The Russian president's visit took place just two days before an extraordinary meeting of the Organization of Islamic Cooperation in Istanbul, where Mr. Erdoğan – as the organization's rotating president – addressed Muslim leaders on Wednesday. Ironically, Mr. Trump's unpopular decision, which sparked outrage among Arabs, made it possible for Moscow to maintain its relationship with Israel and play a more active role in the Palestinian dispute. At this point, Mr. Putin could easily install himself as a neutral mediator and have the Israelis roll out the red carpet for him.
U.S. presidents have a tendency to empower other global and regional powers, which they would like to contain, in the Middle East. The invasion of Iraq in 2003 made it possible for Iran to increase its influence. Again, the Russians scored valuable points in the Middle East since 2015, when the Obama administration falsely believed that Moscow would end up stuck in the Syrian quagmire, and brought together Iran and Turkey to resolve the crisis. As a matter of fact, the Russians have been so successful in the fight against Daesh that Mr. Putin announced that he had withdrawn Russian troops from Syria before his Turkey visit.
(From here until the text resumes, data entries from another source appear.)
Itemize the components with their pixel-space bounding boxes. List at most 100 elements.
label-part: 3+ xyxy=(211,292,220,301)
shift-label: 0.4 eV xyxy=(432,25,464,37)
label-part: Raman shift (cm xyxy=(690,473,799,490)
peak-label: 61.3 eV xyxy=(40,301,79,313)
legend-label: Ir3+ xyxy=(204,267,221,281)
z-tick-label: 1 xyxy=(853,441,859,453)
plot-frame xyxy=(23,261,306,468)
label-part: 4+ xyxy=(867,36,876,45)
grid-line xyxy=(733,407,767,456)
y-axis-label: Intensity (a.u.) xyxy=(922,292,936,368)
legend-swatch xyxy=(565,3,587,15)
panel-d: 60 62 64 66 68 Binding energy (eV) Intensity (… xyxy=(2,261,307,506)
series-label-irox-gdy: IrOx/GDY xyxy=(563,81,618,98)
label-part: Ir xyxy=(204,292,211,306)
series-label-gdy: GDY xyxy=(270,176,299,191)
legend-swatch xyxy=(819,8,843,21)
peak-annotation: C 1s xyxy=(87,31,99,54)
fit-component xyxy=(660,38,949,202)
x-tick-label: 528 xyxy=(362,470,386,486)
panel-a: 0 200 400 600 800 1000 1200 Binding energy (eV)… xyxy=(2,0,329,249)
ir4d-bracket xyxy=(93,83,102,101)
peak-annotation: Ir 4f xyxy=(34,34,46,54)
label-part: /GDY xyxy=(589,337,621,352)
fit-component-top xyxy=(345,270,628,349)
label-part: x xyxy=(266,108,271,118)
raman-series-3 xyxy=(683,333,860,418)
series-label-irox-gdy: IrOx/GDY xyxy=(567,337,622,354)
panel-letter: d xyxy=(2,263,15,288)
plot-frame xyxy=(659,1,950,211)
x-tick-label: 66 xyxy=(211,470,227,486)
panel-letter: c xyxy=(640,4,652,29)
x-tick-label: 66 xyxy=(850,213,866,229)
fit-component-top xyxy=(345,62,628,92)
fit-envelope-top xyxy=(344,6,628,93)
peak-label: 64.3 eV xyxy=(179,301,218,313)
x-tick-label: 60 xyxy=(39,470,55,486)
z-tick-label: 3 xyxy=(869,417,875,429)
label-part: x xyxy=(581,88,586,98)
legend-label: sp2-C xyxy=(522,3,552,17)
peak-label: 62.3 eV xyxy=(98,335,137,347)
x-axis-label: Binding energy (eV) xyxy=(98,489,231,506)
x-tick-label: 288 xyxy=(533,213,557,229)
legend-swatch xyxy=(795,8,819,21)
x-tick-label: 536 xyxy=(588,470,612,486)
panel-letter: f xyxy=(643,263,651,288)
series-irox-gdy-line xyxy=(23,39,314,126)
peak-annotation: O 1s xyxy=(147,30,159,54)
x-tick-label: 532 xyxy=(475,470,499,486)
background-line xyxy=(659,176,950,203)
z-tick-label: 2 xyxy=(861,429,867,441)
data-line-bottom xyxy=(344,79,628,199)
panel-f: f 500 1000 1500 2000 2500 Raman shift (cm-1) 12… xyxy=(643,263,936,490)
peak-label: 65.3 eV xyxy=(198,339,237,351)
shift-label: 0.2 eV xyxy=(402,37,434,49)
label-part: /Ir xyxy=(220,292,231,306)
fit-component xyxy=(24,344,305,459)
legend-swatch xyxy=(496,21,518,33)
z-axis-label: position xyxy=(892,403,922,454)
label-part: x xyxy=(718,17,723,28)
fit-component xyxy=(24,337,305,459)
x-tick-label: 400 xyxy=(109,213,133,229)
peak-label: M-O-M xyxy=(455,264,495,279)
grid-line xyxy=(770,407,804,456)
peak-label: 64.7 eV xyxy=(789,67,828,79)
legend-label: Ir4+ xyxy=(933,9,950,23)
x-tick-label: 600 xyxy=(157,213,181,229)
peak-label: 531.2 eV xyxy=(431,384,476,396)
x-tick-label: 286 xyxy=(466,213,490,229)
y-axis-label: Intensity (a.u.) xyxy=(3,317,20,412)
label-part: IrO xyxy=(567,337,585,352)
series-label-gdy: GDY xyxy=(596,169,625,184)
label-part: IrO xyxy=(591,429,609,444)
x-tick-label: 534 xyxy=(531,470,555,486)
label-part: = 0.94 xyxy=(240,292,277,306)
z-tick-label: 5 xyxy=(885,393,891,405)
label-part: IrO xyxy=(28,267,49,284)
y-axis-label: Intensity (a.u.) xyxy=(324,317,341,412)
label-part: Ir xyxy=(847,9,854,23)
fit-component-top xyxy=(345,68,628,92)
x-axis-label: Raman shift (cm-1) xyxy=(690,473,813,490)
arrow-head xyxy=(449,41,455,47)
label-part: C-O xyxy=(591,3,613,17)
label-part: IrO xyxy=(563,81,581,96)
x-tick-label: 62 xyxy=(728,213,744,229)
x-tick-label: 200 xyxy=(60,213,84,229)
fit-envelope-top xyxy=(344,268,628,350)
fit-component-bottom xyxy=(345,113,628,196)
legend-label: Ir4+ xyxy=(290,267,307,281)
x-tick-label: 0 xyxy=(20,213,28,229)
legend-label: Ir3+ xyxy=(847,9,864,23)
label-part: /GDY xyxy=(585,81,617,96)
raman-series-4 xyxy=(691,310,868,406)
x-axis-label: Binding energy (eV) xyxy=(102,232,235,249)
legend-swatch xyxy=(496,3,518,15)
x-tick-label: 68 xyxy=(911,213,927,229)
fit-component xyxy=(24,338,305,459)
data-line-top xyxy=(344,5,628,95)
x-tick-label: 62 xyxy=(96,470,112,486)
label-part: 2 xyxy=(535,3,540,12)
According to Harvard political scientist Stephen Walt, this is not the first time that the United States empowered countries like Russia, China and Iran. This problem, he argues, stems from the fact that U.S. foreign-policy elites tend to forget the "balance of power" – a key concept contained even in the introduction to international relations courses in college. Recalling that the U.S. often accounts for the policy of other states with reference to internal characteristics, such as leaders' personalities, their political and economic system or their ruling ideology, Walt warns that external circumstances, including the threats those countries face, are actually more important.
At a time when the United States is trying to transform its global role, American policy elites have been making costly mistakes. In recent months, the Trump administration's adherence to unilateralism and overall lack of control created valuable opportunities for Zionists and Evangelists. Meanwhile, U.S. media has been complaining about Russian and Chinese interference in American politics and elections.
It is interesting, to say the least, that the people who talked Mr. Trump into making his controversial Jerusalem move were tied to Israeli Prime Minister Benjamin Netanyahu. The same people seem to believe that they could launch a new peace process by getting Saudi Arabia and Egypt on board. Sadly enough, they are also convinced that Mr. Trump could dictate his terms by giving Israel a head-start. In the end, the Trump administration's Jerusalem move only served to convince Mr. Netanyahu that the city should serve as the "united capital" of Israel. He was therefore overjoyed as he declared that the Palestinians had no choice but to come to terms with the facts.
The Middle East peace process has officially been sacrificed to Mr. Netahyahu's ultra-nationalist agenda. To understand how this mentality could put Israel's future at risk, it would be enough to take a glance at an op-ed published by the former Israeli Prime Minister Ehud Barak, where he warns that Israel's government followed irrational and messianic policies to annex the West Bank to further the "one-state solution." "It will inevitably turn Israel into a state that is neither Jewish nor democratic," Mr. Barak adds.
Donald Trump's Jerusalem move made the situation in the Middle East even worse. Without east Jerusalem, there can be no two-state solution. In other words, he just signed off on the one-state solution – the creation of Greater Israel. Ironically, the "one state," the majority of whose citizens will be Palestinians, could present an existential threat to the Zionist project. At the same time, it will give more power to countries like Russia and Iran over Middle Eastern affairs.